Some rivers are soaking up carbon instead of releasing it
11-10-2025

Some rivers are soaking up carbon instead of releasing it

For years, scientists thought rivers were mostly releasing carbon dioxide into the air – and that’s no small matter.

Carbon dioxide (CO₂) is one of the main greenhouse gases warming our planet by trapping heat in the atmosphere.

Rivers, even though they’re constantly moving and look clean, were thought to act more like chimneys than vacuums – letting out more carbon than they took in. But that idea may be off, at least for part of the country.

A surprising twist in Western rivers

New research looking at every single river network across the lower 48 states has thrown a wrench into this long-held belief.

It turns out that a lot of rivers in the West – especially in dry areas – might actually be absorbing CO₂ from the atmosphere.

This kind of discovery changes how we think about carbon movement on Earth. If some rivers can pull in carbon instead of releasing it, that shifts how we calculate our carbon budgets and how we might manage emissions in the future.

Not all rivers behave the same

Until recently, most of the data scientists had on rivers came from places like the Northeastern U.S., where forests are thick and rivers wind through leafy, shaded areas.

These rivers get loaded with organic matter like fallen leaves, and they don’t get much sunlight. That combination leads to high respiration (releasing CO₂) and low photosynthesis (absorbing CO₂), so those rivers act like carbon sources.

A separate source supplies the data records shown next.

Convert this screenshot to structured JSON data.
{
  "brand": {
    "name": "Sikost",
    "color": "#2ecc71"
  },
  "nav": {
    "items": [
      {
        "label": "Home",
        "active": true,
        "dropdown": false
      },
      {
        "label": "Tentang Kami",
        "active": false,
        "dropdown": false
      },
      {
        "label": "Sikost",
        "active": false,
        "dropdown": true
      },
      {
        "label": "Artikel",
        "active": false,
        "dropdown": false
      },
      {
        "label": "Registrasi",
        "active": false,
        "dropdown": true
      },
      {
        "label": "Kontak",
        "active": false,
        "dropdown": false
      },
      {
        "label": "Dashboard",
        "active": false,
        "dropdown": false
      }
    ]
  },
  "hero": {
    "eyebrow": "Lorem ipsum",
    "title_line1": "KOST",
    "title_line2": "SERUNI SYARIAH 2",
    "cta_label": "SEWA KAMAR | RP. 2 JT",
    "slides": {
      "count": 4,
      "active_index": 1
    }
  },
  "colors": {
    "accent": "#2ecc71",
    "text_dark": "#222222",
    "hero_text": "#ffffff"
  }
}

But that’s just one type of environment. Many rivers in the U.S. – especially in the West – don’t look like that. They’re out in the open, where the sun beats down with no canopy to block it.

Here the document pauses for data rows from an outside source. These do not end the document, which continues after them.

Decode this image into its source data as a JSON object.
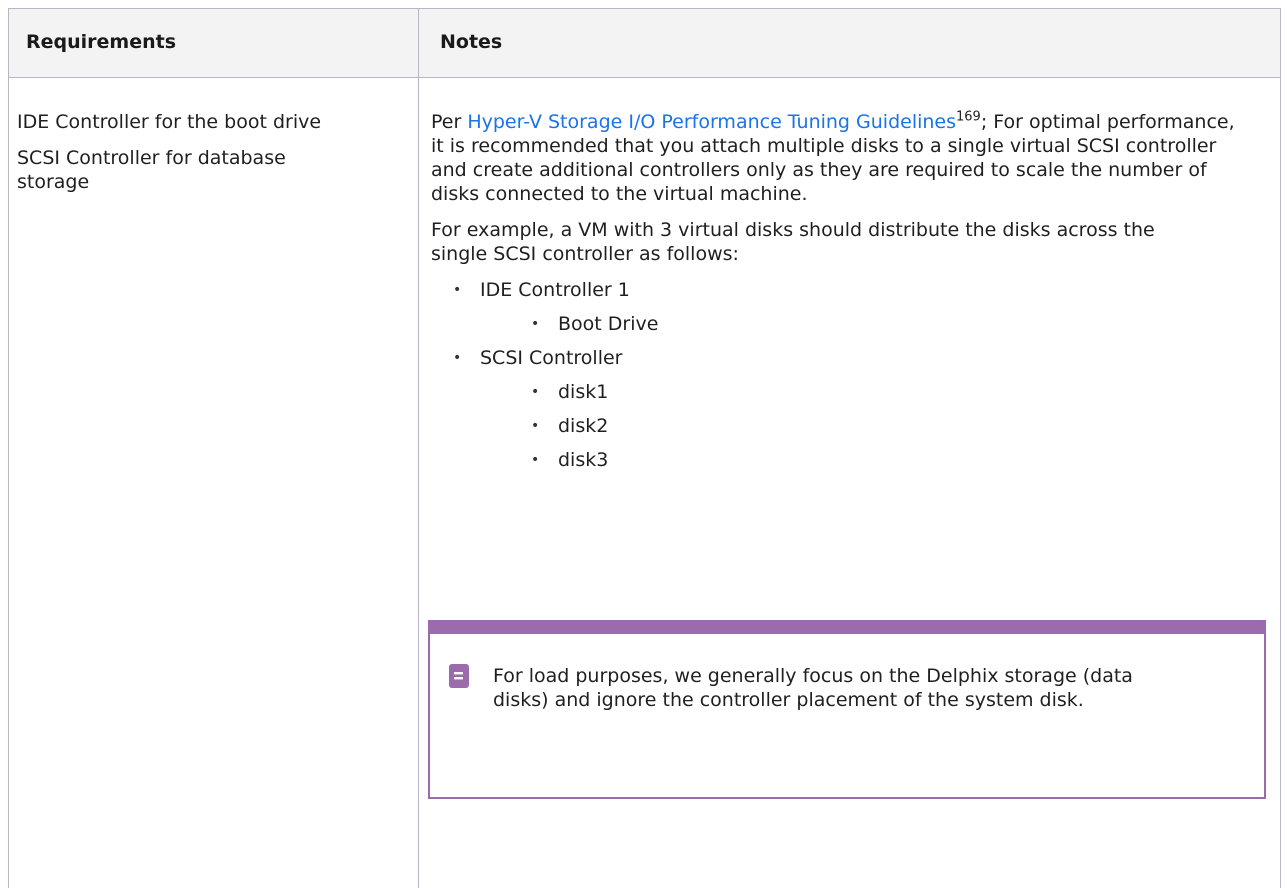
{
  "table": {
    "headers": {
      "requirements": "Requirements",
      "notes": "Notes"
    },
    "requirements": [
      "IDE Controller for the boot drive",
      "SCSI Controller for database storage"
    ],
    "notes": {
      "intro_prefix": "Per ",
      "link_text": "Hyper-V Storage I/O Performance Tuning Guidelines",
      "footnote": "169",
      "intro_suffix": "; For optimal performance, it is recommended that you attach multiple disks to a single virtual SCSI controller and create additional controllers only as they are required to scale the number of disks connected to the virtual machine.",
      "example": "For example, a VM with 3 virtual disks should distribute the disks across the single SCSI controller as follows:",
      "list": [
        {
          "label": "IDE Controller 1",
          "children": [
            "Boot Drive"
          ]
        },
        {
          "label": "SCSI Controller",
          "children": [
            "disk1",
            "disk2",
            "disk3"
          ]
        }
      ],
      "callout": "For load purposes, we generally focus on the Delphix storage (data disks) and ignore the controller placement of the system disk."
    }
  },
  "colors": {
    "accent": "#9b6bae",
    "link": "#1a73e8",
    "border": "#b9b6c8",
    "header_bg": "#f3f3f3"
  },
  "icons": {
    "callout": "note-icon",
    "bullet": "bullet-dot"
  }
}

There’s also less plant material washing into the water. These conditions give photosynthesis a chance to ramp up and outpace respiration, which can flip a river from a carbon source into a carbon sink.

Why this research is different

The research team was led by Taylor Maavara, a biogeochemist at the Cary Institute of Ecosystem Studies took a much broader view.

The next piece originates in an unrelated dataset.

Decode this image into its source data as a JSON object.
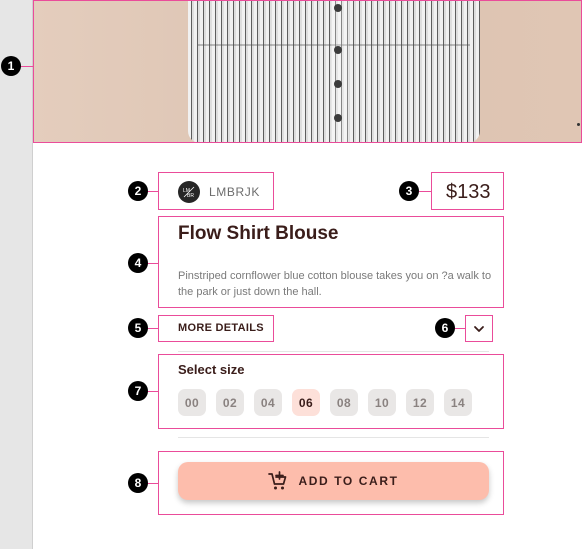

Instead of relying on past observations from just a few places, the researchers brought in data from the U.S. Geological Survey and built machine learning models to fill in the gaps.

They looked at hundreds of monitoring sites and trained a computer model to predict how much carbon each river section would absorb or release. The model used information like light, temperature, nutrients, organic matter, and how fast the water was moving.

Then the team scaled it up – across every stream and river network in the contiguous United States.

“Rivers are one of the most uncertain parts of the global carbon cycle,” said Maavara. “So in terms of balancing the global carbon budgets, figuring out where the carbon in rivers is coming from and where it’s going is essential.”

Rivers that absorb more carbon

Once the less-studied Western rivers were added in, a clear pattern emerged. About 25% of river sections in the West take in more carbon than they release. That’s more than double the 11% of river sections in the East that do the same.

It doesn’t mean all rivers are now carbon sinks. Across the country as a whole, they still emit more carbon than they absorb. But the margin isn’t as wide as scientists thought.

That matters, especially when you consider that 65% of Earth’s land is either arid or semi-arid – similar to those carbon-absorbing Western areas.

“Our work suggests rivers that were considered outliers in previous studies may be more common than we thought, especially in these understudied areas,” Maavara said.

Climate change adds new layers

Interestingly, some of the same forces making the climate hotter and drier might be making Western rivers better at soaking up carbon – for now.

Slower-moving water in drier areas means sunlight can reach deeper into rivers. That light boosts photosynthesis, helping rivers absorb more CO₂ from the air. But it’s a narrow window.

If those rivers dry up completely, the effect disappears, and the riverbeds could even become sources of carbon again.

“This study takes us several steps closer to narrowing the big gap in terms of understanding in the carbon cycle, which in turn will help us manage and mitigate the CO₂ in the atmosphere,” said Maavara.

Carbon tracking in rivers

Carbon tracking isn’t just academic. It’s a puzzle we need to solve if we want to understand how to fight climate change.

Rivers might not be the first thing you think about when it comes to climate strategy, but they could become important players in managing carbon over time – especially in dry parts of the world.

This research doesn’t close the book on how rivers behave, but it opens a big new chapter. Now scientists have better tools and a clearer map to keep exploring.

The full study was published in the journal Science.